Erste Reaktionen auf den Finanz-Skandal ums Münchner Olympiastadion

Zehetmair würde 1860 keinen Korb geben

Während die Ermittlungen im Schmiergeldskandal um den Bau der "Allianz Arena" voll im Gange sind, wird hinter den Kulissen bereits nach einem Nachfolger für den verhafteten "Löwen"-Chef Karl-Heinz Wildmoser gesucht. Zu den meistgenannten Namen gehört auch der des früheren bayerische Wissenschaftsministers Hans Zehetmair. Theo Waigel hat dagegen bereits abgewunken. Wildmoser lässt unterdessen nach Angaben seines Anwalts seine Vereinsämter ruhen.

Hans Zehetmeier würde bei 1860 in dei Bresche springen. Foto: dpa

Hans Zehetmeier würde bei 1860 in dei Bresche springen. Foto: dpa

HB MÜNCHEN. Derweil können die Ermittler einen ersten Erfolg vermelden. Einer der vier gestern Festgenommenen, ein Mitarbeiter der Dresdner Immobilienfirma der Wildmosers, hat nach Angaben der Staatsanwaltschaft ein umfassendes Geständnis abgelegt. Er sei anschließend wieder auf freien Fuß gesetzt worden. Wildmoser wird hingegen weiter in der Münchner Justizvollzugsanstalt Stadelheim festgehalten. Gegen ihn existiert der Vorwurf der Steuerhinterziehung und der Bestechlichkeit. Nach Angaben des Generalstaatsanwalts Karl Huber muss er mit bis zu fünf Jahren Haft rechnen.

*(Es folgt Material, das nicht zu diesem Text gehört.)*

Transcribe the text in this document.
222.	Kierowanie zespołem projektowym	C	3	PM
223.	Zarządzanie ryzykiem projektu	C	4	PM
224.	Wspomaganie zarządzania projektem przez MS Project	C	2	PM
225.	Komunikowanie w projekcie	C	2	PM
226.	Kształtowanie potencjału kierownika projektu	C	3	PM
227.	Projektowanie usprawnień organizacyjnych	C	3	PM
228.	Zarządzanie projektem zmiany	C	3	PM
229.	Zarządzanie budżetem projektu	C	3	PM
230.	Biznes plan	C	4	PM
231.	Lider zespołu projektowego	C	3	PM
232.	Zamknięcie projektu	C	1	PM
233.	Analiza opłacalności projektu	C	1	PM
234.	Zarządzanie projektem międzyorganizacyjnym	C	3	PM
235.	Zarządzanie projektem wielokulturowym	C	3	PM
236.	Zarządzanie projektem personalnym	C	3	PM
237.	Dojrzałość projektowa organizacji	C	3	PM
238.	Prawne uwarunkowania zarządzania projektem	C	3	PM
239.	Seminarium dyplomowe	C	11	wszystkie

Bei der Suche nach einem möglichen Nachfolger für Wildmoser kursieren bereits mehrere Namen. Einer davon, Hans Zehetmair (CSU), ist grundsätzlich zu einer Kandidatur für das Präsidentenamt beim TSV 1860 München bereit. Doch ist er keinesfalls begeistert von der Vorstellung. "Ich verweigere mich nicht grundsätzlich gegen eine Präsidentschaft. Aber es wäre mir lieb, wenn dieser Kelch an mir vorüberginge", sagte das Aufsichtsratsmitglied des Fußball-Bundesligisten am Mittwoch. Er war von Münchens Oberbürgermeister Christian Ude (SPD) als Nachfolger für Präsident Karl-Heinz Wildmoser ins Gespräch gebracht worden. In der Stunde der Not würde man es sich zu leicht machen, einfach Nein zu sagen, sagte Zehtmair.

Nach Angaben des Politikers soll am Montagabend eine außerordentliche Aufsichtsratssitzung bei den "Löwen" stattfinden. "Auf dieser Sitzung werden wohl die Würfel für die Zukunft des Vereins fallen", sagte Zehetmair. Zunächst müssten die personellen, finanziellen und sachlichen Belange des Vereins, der bislang ausschließlich von den Wildmosers geführt worden sei, geklärt werden.